If you're choosing a retirement savings vehicle, you may be wondering if it matters where you save your money. Individual retirement accounts (IRAs) and 401(k)s are among the most popular ways to save for retirement, but these two savings account types have distinct features, and understanding the key differences between them can help you decide whether to leverage one or the other — or both.
IRA vs. 401(k): What Are the Pros and Cons of Each?
Here we will compare and contrast the most important aspects of IRAs and 401(k)s so you can determine which account type makes the most sense for your retirement planning.
If you have earned income, you're likely eligible to contribute to an IRA. 401(k) plans, on the other hand, are workplace retirement plans, so you can only contribute if your employer offers this type of retirement plan. You may be able to contribute to both types of accounts, but be sure to discuss the tax rules with a financial advisor or CPA to avoid any problems.
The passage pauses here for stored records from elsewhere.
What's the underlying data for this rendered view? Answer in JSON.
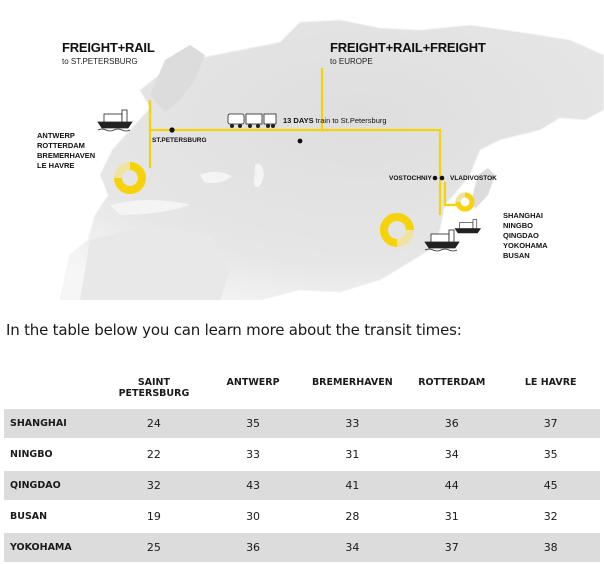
{
  "map": {
    "left_route": {
      "title": "FREIGHT+RAIL",
      "subtitle": "to ST.PETERSBURG"
    },
    "right_route": {
      "title": "FREIGHT+RAIL+FREIGHT",
      "subtitle": "to EUROPE"
    },
    "european_ports": [
      "ANTWERP",
      "ROTTERDAM",
      "BREMERHAVEN",
      "LE HAVRE"
    ],
    "asian_ports": [
      "SHANGHAI",
      "NINGBO",
      "QINGDAO",
      "YOKOHAMA",
      "BUSAN"
    ],
    "city_st_petersburg": "ST.PETERSBURG",
    "city_vostochniy": "VOSTOCHNIY",
    "city_vladivostok": "VLADIVOSTOK",
    "train_days": "13 DAYS",
    "train_text": "train to St.Petersburg",
    "colors": {
      "accent": "#f5d20a",
      "ring_light": "#efe3a0",
      "land": "#e2e2e2"
    }
  },
  "intro_text": "In the table below you can learn more about the transit times:",
  "table": {
    "corner": "",
    "columns": [
      "SAINT PETERSBURG",
      "ANTWERP",
      "BREMERHAVEN",
      "ROTTERDAM",
      "LE HAVRE"
    ],
    "rows": [
      {
        "port": "SHANGHAI",
        "values": [
          "24",
          "35",
          "33",
          "36",
          "37"
        ]
      },
      {
        "port": "NINGBO",
        "values": [
          "22",
          "33",
          "31",
          "34",
          "35"
        ]
      },
      {
        "port": "QINGDAO",
        "values": [
          "32",
          "43",
          "41",
          "44",
          "45"
        ]
      },
      {
        "port": "BUSAN",
        "values": [
          "19",
          "30",
          "28",
          "31",
          "32"
        ]
      },
      {
        "port": "YOKOHAMA",
        "values": [
          "25",
          "36",
          "34",
          "37",
          "38"
        ]
      }
    ]
  }
}
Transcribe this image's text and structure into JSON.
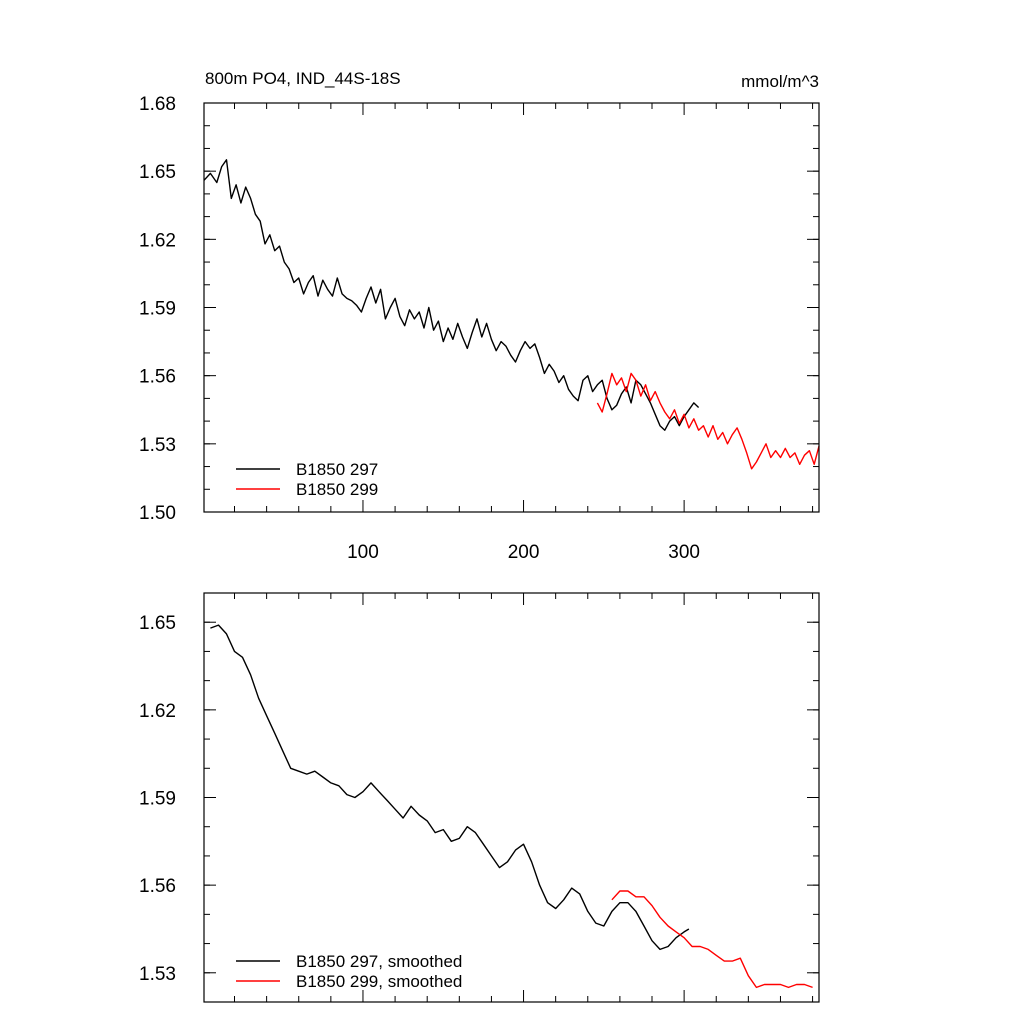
{
  "chart_data": [
    {
      "type": "line",
      "title": "800m PO4, IND_44S-18S",
      "units": "mmol/m^3",
      "xlim": [
        1,
        384
      ],
      "ylim": [
        1.5,
        1.68
      ],
      "xticks": [
        100,
        200,
        300
      ],
      "yticks": [
        1.5,
        1.53,
        1.56,
        1.59,
        1.62,
        1.65,
        1.68
      ],
      "ytick_labels": [
        "1.50",
        "1.53",
        "1.56",
        "1.59",
        "1.62",
        "1.65",
        "1.68"
      ],
      "legend_position": "bottom-left",
      "series": [
        {
          "name": "B1850 297",
          "color": "#000000",
          "x": [
            1,
            5,
            9,
            12,
            15,
            18,
            21,
            24,
            27,
            30,
            33,
            36,
            39,
            42,
            45,
            48,
            51,
            54,
            57,
            60,
            63,
            66,
            69,
            72,
            75,
            78,
            81,
            84,
            87,
            90,
            93,
            96,
            99,
            102,
            105,
            108,
            111,
            114,
            117,
            120,
            123,
            126,
            129,
            132,
            135,
            138,
            141,
            144,
            147,
            150,
            153,
            156,
            159,
            162,
            165,
            168,
            171,
            174,
            177,
            180,
            183,
            186,
            189,
            192,
            195,
            198,
            201,
            204,
            207,
            210,
            213,
            216,
            219,
            222,
            225,
            228,
            231,
            234,
            237,
            240,
            243,
            246,
            249,
            252,
            255,
            258,
            261,
            264,
            267,
            270,
            273,
            276,
            279,
            282,
            285,
            288,
            291,
            294,
            297,
            300,
            303,
            306,
            309
          ],
          "y": [
            1.646,
            1.649,
            1.645,
            1.652,
            1.655,
            1.638,
            1.644,
            1.636,
            1.643,
            1.638,
            1.631,
            1.628,
            1.618,
            1.622,
            1.615,
            1.617,
            1.61,
            1.607,
            1.601,
            1.603,
            1.596,
            1.601,
            1.604,
            1.595,
            1.602,
            1.598,
            1.595,
            1.603,
            1.596,
            1.594,
            1.593,
            1.591,
            1.588,
            1.594,
            1.599,
            1.592,
            1.598,
            1.585,
            1.59,
            1.594,
            1.586,
            1.582,
            1.589,
            1.585,
            1.588,
            1.581,
            1.59,
            1.58,
            1.584,
            1.575,
            1.581,
            1.576,
            1.583,
            1.577,
            1.572,
            1.579,
            1.585,
            1.577,
            1.583,
            1.576,
            1.571,
            1.575,
            1.573,
            1.569,
            1.566,
            1.571,
            1.575,
            1.572,
            1.574,
            1.568,
            1.561,
            1.565,
            1.562,
            1.557,
            1.56,
            1.554,
            1.551,
            1.549,
            1.558,
            1.56,
            1.553,
            1.556,
            1.558,
            1.55,
            1.545,
            1.547,
            1.552,
            1.555,
            1.548,
            1.558,
            1.556,
            1.552,
            1.548,
            1.543,
            1.538,
            1.536,
            1.54,
            1.542,
            1.538,
            1.542,
            1.545,
            1.548,
            1.546
          ]
        },
        {
          "name": "B1850 299",
          "color": "#ff0000",
          "x": [
            246,
            249,
            252,
            255,
            258,
            261,
            264,
            267,
            270,
            273,
            276,
            279,
            282,
            285,
            288,
            291,
            294,
            297,
            300,
            303,
            306,
            309,
            312,
            315,
            318,
            321,
            324,
            327,
            330,
            333,
            336,
            339,
            342,
            345,
            348,
            351,
            354,
            357,
            360,
            363,
            366,
            369,
            372,
            375,
            378,
            381,
            384
          ],
          "y": [
            1.548,
            1.544,
            1.552,
            1.561,
            1.556,
            1.559,
            1.553,
            1.561,
            1.558,
            1.551,
            1.556,
            1.549,
            1.553,
            1.548,
            1.544,
            1.541,
            1.545,
            1.539,
            1.543,
            1.537,
            1.541,
            1.536,
            1.538,
            1.533,
            1.538,
            1.532,
            1.535,
            1.53,
            1.534,
            1.537,
            1.532,
            1.526,
            1.519,
            1.522,
            1.526,
            1.53,
            1.524,
            1.527,
            1.524,
            1.528,
            1.524,
            1.526,
            1.521,
            1.525,
            1.527,
            1.521,
            1.529
          ]
        }
      ]
    },
    {
      "type": "line",
      "xlim": [
        1,
        384
      ],
      "ylim": [
        1.52,
        1.66
      ],
      "yticks": [
        1.53,
        1.56,
        1.59,
        1.62,
        1.65
      ],
      "ytick_labels": [
        "1.53",
        "1.56",
        "1.59",
        "1.62",
        "1.65"
      ],
      "xticks": [
        100,
        200,
        300
      ],
      "legend_position": "bottom-left",
      "series": [
        {
          "name": "B1850 297, smoothed",
          "color": "#000000",
          "x": [
            5,
            10,
            15,
            20,
            25,
            30,
            35,
            40,
            45,
            50,
            55,
            60,
            65,
            70,
            75,
            80,
            85,
            90,
            95,
            100,
            105,
            110,
            115,
            120,
            125,
            130,
            135,
            140,
            145,
            150,
            155,
            160,
            165,
            170,
            175,
            180,
            185,
            190,
            195,
            200,
            205,
            210,
            215,
            220,
            225,
            230,
            235,
            240,
            245,
            250,
            255,
            260,
            265,
            270,
            275,
            280,
            285,
            290,
            295,
            300,
            303
          ],
          "y": [
            1.648,
            1.649,
            1.646,
            1.64,
            1.638,
            1.632,
            1.624,
            1.618,
            1.612,
            1.606,
            1.6,
            1.599,
            1.598,
            1.599,
            1.597,
            1.595,
            1.594,
            1.591,
            1.59,
            1.592,
            1.595,
            1.592,
            1.589,
            1.586,
            1.583,
            1.587,
            1.584,
            1.582,
            1.578,
            1.579,
            1.575,
            1.576,
            1.58,
            1.578,
            1.574,
            1.57,
            1.566,
            1.568,
            1.572,
            1.574,
            1.568,
            1.56,
            1.554,
            1.552,
            1.555,
            1.559,
            1.557,
            1.551,
            1.547,
            1.546,
            1.551,
            1.554,
            1.554,
            1.551,
            1.546,
            1.541,
            1.538,
            1.539,
            1.542,
            1.544,
            1.545
          ]
        },
        {
          "name": "B1850 299, smoothed",
          "color": "#ff0000",
          "x": [
            255,
            260,
            265,
            270,
            275,
            280,
            285,
            290,
            295,
            300,
            305,
            310,
            315,
            320,
            325,
            330,
            335,
            340,
            345,
            350,
            355,
            360,
            365,
            370,
            375,
            380
          ],
          "y": [
            1.555,
            1.558,
            1.558,
            1.556,
            1.556,
            1.553,
            1.549,
            1.546,
            1.544,
            1.542,
            1.539,
            1.539,
            1.538,
            1.536,
            1.534,
            1.534,
            1.535,
            1.529,
            1.525,
            1.526,
            1.526,
            1.526,
            1.525,
            1.526,
            1.526,
            1.525
          ]
        }
      ]
    }
  ]
}
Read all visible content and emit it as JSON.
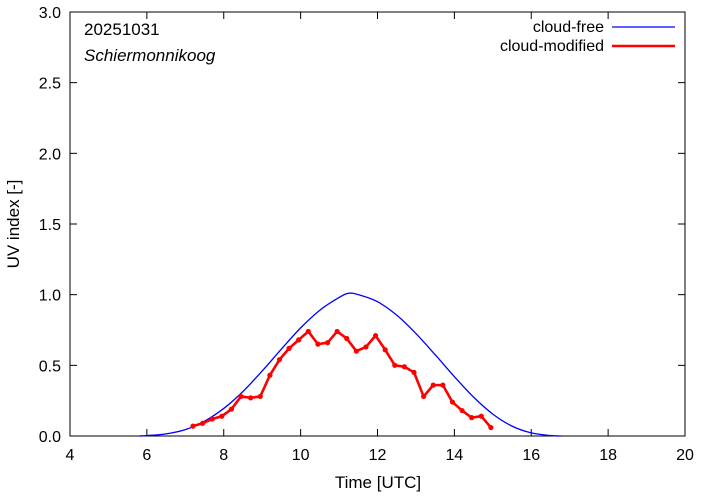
{
  "chart_data": {
    "type": "line",
    "title": "",
    "annotations": {
      "date": "20251031",
      "location": "Schiermonnikoog"
    },
    "xlabel": "Time  [UTC]",
    "ylabel": "UV index  [-]",
    "xlim": [
      4,
      20
    ],
    "ylim": [
      0.0,
      3.0
    ],
    "xticks": [
      "4",
      "6",
      "8",
      "10",
      "12",
      "14",
      "16",
      "18",
      "20"
    ],
    "yticks": [
      "0.0",
      "0.5",
      "1.0",
      "1.5",
      "2.0",
      "2.5",
      "3.0"
    ],
    "legend_position": "top-right",
    "series": [
      {
        "name": "cloud-free",
        "color": "#0000ff",
        "x": [
          5.8,
          6.0,
          6.5,
          7.0,
          7.5,
          8.0,
          8.5,
          9.0,
          9.5,
          10.0,
          10.5,
          11.0,
          11.25,
          11.5,
          12.0,
          12.5,
          13.0,
          13.5,
          14.0,
          14.5,
          15.0,
          15.5,
          16.0,
          16.5,
          16.8
        ],
        "y": [
          0.0,
          0.003,
          0.015,
          0.045,
          0.105,
          0.195,
          0.315,
          0.46,
          0.615,
          0.765,
          0.89,
          0.98,
          1.01,
          1.0,
          0.95,
          0.855,
          0.725,
          0.575,
          0.42,
          0.275,
          0.155,
          0.07,
          0.022,
          0.003,
          0.0
        ]
      },
      {
        "name": "cloud-modified",
        "color": "#ff0000",
        "x": [
          7.2,
          7.45,
          7.7,
          7.95,
          8.2,
          8.45,
          8.7,
          8.95,
          9.2,
          9.45,
          9.7,
          9.95,
          10.2,
          10.45,
          10.7,
          10.95,
          11.2,
          11.45,
          11.7,
          11.95,
          12.2,
          12.45,
          12.7,
          12.95,
          13.2,
          13.45,
          13.7,
          13.95,
          14.2,
          14.45,
          14.7,
          14.95
        ],
        "y": [
          0.07,
          0.09,
          0.12,
          0.14,
          0.19,
          0.28,
          0.27,
          0.28,
          0.43,
          0.54,
          0.62,
          0.68,
          0.74,
          0.65,
          0.66,
          0.74,
          0.69,
          0.6,
          0.63,
          0.71,
          0.61,
          0.5,
          0.49,
          0.45,
          0.28,
          0.36,
          0.36,
          0.24,
          0.18,
          0.13,
          0.14,
          0.06
        ]
      }
    ]
  }
}
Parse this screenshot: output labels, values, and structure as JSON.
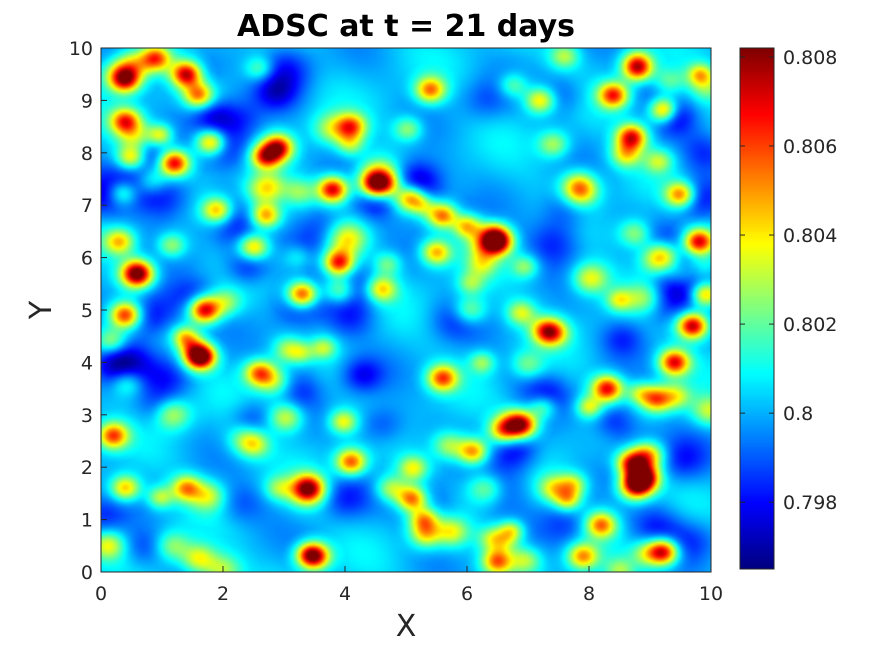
{
  "chart_data": {
    "type": "heatmap",
    "title": "ADSC at t = 21 days",
    "xlabel": "X",
    "ylabel": "Y",
    "xlim": [
      0,
      10
    ],
    "ylim": [
      0,
      10
    ],
    "x_ticks": [
      "0",
      "2",
      "4",
      "6",
      "8",
      "10"
    ],
    "y_ticks": [
      "0",
      "1",
      "2",
      "3",
      "4",
      "5",
      "6",
      "7",
      "8",
      "9",
      "10"
    ],
    "colormap": "jet",
    "clim": [
      0.7965,
      0.8082
    ],
    "colorbar_ticks": [
      "0.798",
      "0.8",
      "0.802",
      "0.804",
      "0.806",
      "0.808"
    ],
    "colorbar_tick_values": [
      0.798,
      0.8,
      0.802,
      0.804,
      0.806,
      0.808
    ],
    "grid": false,
    "peaks": [
      [
        0.4,
        9.4,
        0.8065
      ],
      [
        0.9,
        9.8,
        0.806
      ],
      [
        1.4,
        9.5,
        0.8075
      ],
      [
        1.6,
        9.1,
        0.8055
      ],
      [
        0.4,
        8.6,
        0.806
      ],
      [
        1.8,
        8.2,
        0.8055
      ],
      [
        1.2,
        7.8,
        0.8075
      ],
      [
        2.9,
        8.1,
        0.807
      ],
      [
        0.5,
        7.9,
        0.805
      ],
      [
        3.8,
        7.3,
        0.8075
      ],
      [
        4.5,
        7.4,
        0.807
      ],
      [
        4.1,
        8.5,
        0.8055
      ],
      [
        5.4,
        9.2,
        0.8055
      ],
      [
        7.2,
        9.0,
        0.8045
      ],
      [
        8.4,
        9.1,
        0.8065
      ],
      [
        8.8,
        9.6,
        0.806
      ],
      [
        8.7,
        8.3,
        0.807
      ],
      [
        9.5,
        7.2,
        0.806
      ],
      [
        6.0,
        6.6,
        0.8055
      ],
      [
        5.6,
        6.8,
        0.806
      ],
      [
        6.5,
        6.3,
        0.808
      ],
      [
        9.8,
        6.3,
        0.8075
      ],
      [
        3.9,
        5.9,
        0.807
      ],
      [
        0.6,
        5.7,
        0.807
      ],
      [
        0.4,
        4.9,
        0.8065
      ],
      [
        1.7,
        5.0,
        0.8075
      ],
      [
        1.6,
        4.1,
        0.8075
      ],
      [
        3.3,
        5.3,
        0.807
      ],
      [
        9.7,
        4.7,
        0.808
      ],
      [
        9.9,
        5.3,
        0.806
      ],
      [
        9.4,
        4.0,
        0.807
      ],
      [
        5.6,
        3.7,
        0.806
      ],
      [
        8.3,
        3.5,
        0.807
      ],
      [
        6.9,
        2.8,
        0.807
      ],
      [
        6.6,
        2.7,
        0.805
      ],
      [
        0.2,
        2.6,
        0.806
      ],
      [
        5.1,
        1.4,
        0.806
      ],
      [
        5.3,
        1.0,
        0.805
      ],
      [
        4.1,
        2.1,
        0.806
      ],
      [
        8.8,
        1.7,
        0.8065
      ],
      [
        3.5,
        0.3,
        0.8075
      ],
      [
        6.5,
        0.2,
        0.8055
      ],
      [
        2.6,
        3.8,
        0.8055
      ],
      [
        3.4,
        1.6,
        0.8055
      ],
      [
        1.9,
        6.9,
        0.805
      ],
      [
        2.7,
        6.8,
        0.8055
      ],
      [
        8.2,
        0.9,
        0.8055
      ],
      [
        7.9,
        0.3,
        0.805
      ],
      [
        9.1,
        3.3,
        0.8055
      ],
      [
        6.1,
        2.3,
        0.8055
      ],
      [
        1.4,
        1.6,
        0.805
      ],
      [
        0.4,
        1.6,
        0.805
      ],
      [
        9.2,
        0.4,
        0.805
      ],
      [
        5.5,
        6.1,
        0.805
      ],
      [
        7.3,
        4.6,
        0.805
      ],
      [
        2.5,
        6.2,
        0.805
      ],
      [
        4.6,
        5.4,
        0.8045
      ],
      [
        0.3,
        6.3,
        0.8045
      ]
    ],
    "troughs": [
      [
        2.3,
        8.6,
        0.7985
      ],
      [
        3.6,
        6.6,
        0.7985
      ],
      [
        6.8,
        2.3,
        0.7978
      ],
      [
        4.0,
        1.4,
        0.7985
      ],
      [
        9.9,
        5.8,
        0.7975
      ],
      [
        9.1,
        5.1,
        0.7985
      ],
      [
        5.2,
        7.5,
        0.7985
      ],
      [
        7.6,
        6.9,
        0.7988
      ],
      [
        9.9,
        8.0,
        0.7985
      ],
      [
        1.1,
        3.7,
        0.7988
      ],
      [
        3.2,
        4.2,
        0.7988
      ],
      [
        7.6,
        0.9,
        0.7988
      ],
      [
        9.7,
        0.6,
        0.7988
      ],
      [
        0.2,
        4.1,
        0.799
      ],
      [
        6.3,
        9.0,
        0.799
      ],
      [
        4.6,
        2.8,
        0.7985
      ],
      [
        8.9,
        2.4,
        0.7988
      ],
      [
        2.3,
        1.3,
        0.799
      ],
      [
        5.8,
        4.8,
        0.7988
      ],
      [
        1.7,
        9.6,
        0.799
      ]
    ]
  }
}
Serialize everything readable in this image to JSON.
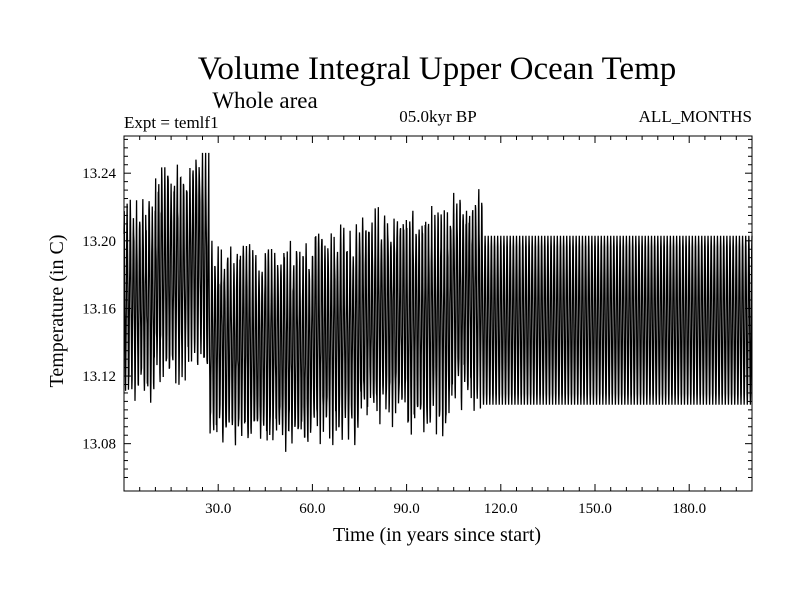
{
  "chart_data": {
    "type": "line",
    "title": "Volume Integral Upper Ocean Temp",
    "subtitle": "Whole area",
    "experiment_label": "Expt = temlf1",
    "period_label": "05.0kyr BP",
    "months_label": "ALL_MONTHS",
    "xlabel": "Time (in years since start)",
    "ylabel": "Temperature (in C)",
    "xlim": [
      0,
      200
    ],
    "ylim": [
      13.052,
      13.262
    ],
    "x_ticks": [
      30,
      60,
      90,
      120,
      150,
      180
    ],
    "x_tick_labels": [
      "30.0",
      "60.0",
      "90.0",
      "120.0",
      "150.0",
      "180.0"
    ],
    "y_ticks": [
      13.08,
      13.12,
      13.16,
      13.2,
      13.24
    ],
    "y_tick_labels": [
      "13.08",
      "13.12",
      "13.16",
      "13.20",
      "13.24"
    ],
    "grid": false,
    "line_color": "#000000",
    "series": [
      {
        "sampling": "monthly, annual cycle",
        "segments": [
          {
            "x_range": [
              0,
              10
            ],
            "seasonal_min": 13.115,
            "seasonal_max": 13.215
          },
          {
            "x_range": [
              10,
              20
            ],
            "seasonal_min": 13.125,
            "seasonal_max": 13.235
          },
          {
            "x_range": [
              20,
              27
            ],
            "seasonal_min": 13.13,
            "seasonal_max": 13.245
          },
          {
            "x_range": [
              27,
              40
            ],
            "seasonal_min": 13.09,
            "seasonal_max": 13.19
          },
          {
            "x_range": [
              40,
              60
            ],
            "seasonal_min": 13.085,
            "seasonal_max": 13.19
          },
          {
            "x_range": [
              60,
              75
            ],
            "seasonal_min": 13.09,
            "seasonal_max": 13.2
          },
          {
            "x_range": [
              75,
              90
            ],
            "seasonal_min": 13.1,
            "seasonal_max": 13.21
          },
          {
            "x_range": [
              90,
              104
            ],
            "seasonal_min": 13.095,
            "seasonal_max": 13.21
          },
          {
            "x_range": [
              104,
              114
            ],
            "seasonal_min": 13.11,
            "seasonal_max": 13.22
          },
          {
            "x_range": [
              114,
              200
            ],
            "seasonal_min": 13.103,
            "seasonal_max": 13.203
          }
        ],
        "extrema": {
          "max": 13.252,
          "min": 13.068
        }
      }
    ]
  }
}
It's ideal to have a 401(k) if you want to save a substantial amount for retirement. IRAs allow you to contribute up to $6,000 per year, and if you're age 50 or older, you can contribute an additional $1,000 as a catch-up contribution.
The maximum contribution for a 401(k) plan is significantly higher, allowing you to defer up to $19,500 of your pay into your plan. When you're over age 50, you can increase that by another $6,500 as well. Plus, your employer can match your contribution or provide additional funds, such as profit-sharing dollars.
Both 401(k) plans and IRAs may allow for pretax and after-tax contributions. However, your ability to use those options depends on several factors, so it's critical that you discuss the pros and cons of an IRA vs. 401(k) with your tax professional before you make a decision. Be sure to consider the following differences with respect to taxation in particular.
- IRAs: Anybody with earned income can make non-deductible contributions to an IRA. However, to contribute to a Roth IRA, your income must be below a specific level. In terms of pretax contributions, your workplace retirement plan and your income can affect whether or not you qualify for a deductible contribution.
- 401(k)s: Your employer decides what types of contributions are allowed with a 401(k). As long as you're eligible to participate, you can typically choose how to allocate your contributions. For example, you could opt for pretax, Roth or a little bit of both.
With an IRA, you typically have a broad range of investment options. Depending on where you open an account, you can invest in mutual funds, ETFs, individual stocks, cash, CDs, annuities or other vehicles. IRAs offer more flexibility than most 401(k) plans.
A 401(k) plan often has a menu of investments that your employer chooses. In many cases, you can invest in mutual funds, ETFs or similar instruments that focus on diversifying into numerous investments.
An IRA is an account you control, so you can generally withdraw funds whenever you need. It may take several business days for funds to become available, and some investment providers set restrictions on withdrawals, but IRAs can provide easy access to your funds.
401(k) plans have rules that limit withdrawals. For example, you might need to stop working at your job, reach a certain age or satisfy some other condition to access your money. Unlike IRAs, 401(k) plans can offer loans, though that's an optional feature your employer must enable.
The Bottom Line
Both IRAs and 401(k) plans can help you save for retirement, manage taxes and invest your money. 401(k) plans can allow you to maximize your savings, but IRAs offer the most flexibility in terms of investment options and withdrawals. Fortunately, you don't need to choose between the two, as you may be able to contribute to both types of accounts. By doing so, you can design a customized strategy that leverages the features that matter most to your retirement goals.